VATICAN CITY — In his first Christmas urbi et orbi message, Pope Francis has issued impassioned pleas for peace in the Middle East and war-torn countries in Africa, while also remembering children who are victims of war, the elderly, battered women, the sick, trafficked persons and refugees.
Addressing a crowd of pilgrims from the loggia of St. Peter’s Basilica, the Pope said that true peace is not a “balance of opposing forces,” nor a “lovely facade which conceals conflicts and divisions.” Rather, he said, peace calls for “daily commitment, starting from God’s gift, from the grace which he has given us in Jesus Christ.”
Looking at the Child in the manger, he said “our thoughts turn to those children who are the most vulnerable, victims of wars; but we think, too, of the elderly, of battered women, of the sick. … Wars shatter and hurt so many lives!”
Too many lives have been “shattered” in the conflict in Syria, he said, “fuelling hatred and vengeance.” And he asked all to call on the Lord to spare the “beloved Syrian people further suffering,” end the conflict and guarantee access to humanitarian aid.
Implicitly recalling the vigil for prayer in Syria that he called in September this year, the Pope noted, “We have seen how powerful prayer is!” He added that he was happy that followers of other religions have also joined in prayer.
“Let us never lose the courage of prayer!” he implored.
The Holy Father said the Central African Republic is “often forgotten and overlooked,” but not by God, who wishes to bring peace to that land, too — a country where “so many are homeless, lacking water, food and the bare necessities of life.”
He called on the Lord to “foster social harmony” in South Sudan, where violence over the past two weeks, including a failed coup, has cost more than a thousand lives in the country. The conflict is “threatening peaceful coexistence in that young state,” he said.
Calling on the “Prince of Peace” to turn hearts away from violence and to pursue dialogue, he recalled the “constant attacks” in Nigeria. He asked the Lord to bless the land “where you chose to come into the world” and to grant “a favorable outcome” to the Israeli-Palestinian peace talks. He also asked that the wounds of the “beloved country of Iraq” be healed.
‘Hope and Consolation’
The Pope called on the Lord of life to protect those persecuted in his name and to “grant hope and consolation” and a “dignified life” to refugees, especially in the Horn of Africa and the eastern part of the Democratic Republic of Congo.

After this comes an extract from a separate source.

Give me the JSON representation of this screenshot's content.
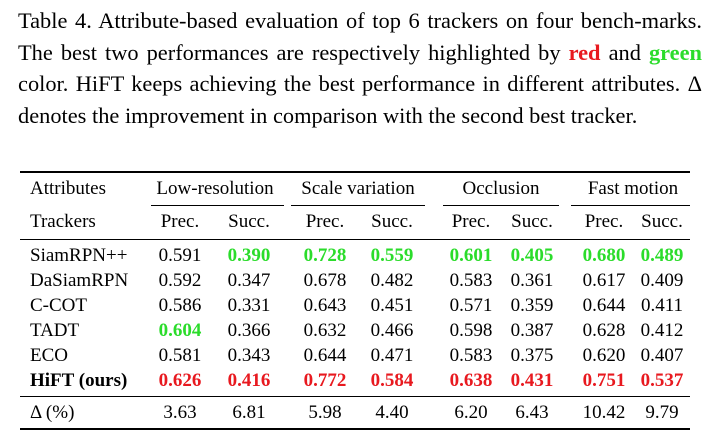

He said tragedies, such as the hundreds of refugees who died after their boat sank off the Italian island of Lampedusa earlier this year, must “never occur again!”
The Pope also noted the scourge of human trafficking, imploring that God “touch the hearts” of those engaged in it and so realize the “gravity of their crime.” He remembered the many child victims of armed conflict on a planet that is so “frequently exploited by human greed and rapacity” and the victims of natural disasters, especially of the recent typhoon in the Philippines.
Christmas bids us to “give glory to God,” the Pope said at the beginning of his message, “by lives spent for love of him and of all our brothers and sisters.” He closed by asking that our hearts be touched “by the tenderness of God.”
“God is peace,” he said. “Let us ask him to help us to be peacemakers each day, in our life, in our families, in our cities and nations, in the whole world. Let us allow ourselves to be moved by God’s goodness.”
After giving his apostolic blessing the Pope gave a special greeting to those present and those following through the media. “I invoke the Christmas gift of joy and peace upon all: upon children and the elderly, upon young people and families, the poor and the marginalized,” he said. “May Jesus, who was born for us, console all those afflicted by illness and suffering; may he sustain those who devote themselves to serving our brothers and sisters who are most in need. Happy Christmas!”
Midnight Mass Homily
During his homily at his first Christmas midnight Mass as Pope, Francis recalled Jesus’ humble, poor and vulnerable beginnings and urged everyone to emulate him. “You are immense, and you made yourself small; you are rich, and you made yourself poor; you are all-powerful, and you made yourself vulnerable,” the Pope said of Jesus in St. Peter’s Basilica.
He warned that if, by contrast, our hearts are “closed, if we are dominated by pride, deceit and the constant pursuit of self-interest, then darkness falls within and around us.”
Jesus, he reminded, “came to free us from darkness and to grant us light. In him was revealed the grace, the mercy and the tender love of the Father: Jesus is love incarnate. He is not simply a teacher of wisdom; he is not an ideal for which we strive, while knowing that we are hopelessly distant from it. He is the meaning of life and history, who has pitched his tent in our midst.”
The Pope closed by repeating what the angels said to the shepherds: “Do not be afraid!”
“Do not be afraid! Our Father is patient; he loves us,” Francis said. “He gives us Jesus to guide us on the way which leads to the Promised Land. Jesus is the light who brightens the darkness. He is mercy: Our Father always forgives us. He is our peace. Amen.”
Edward Pentin is the Register’s Rome correspondent.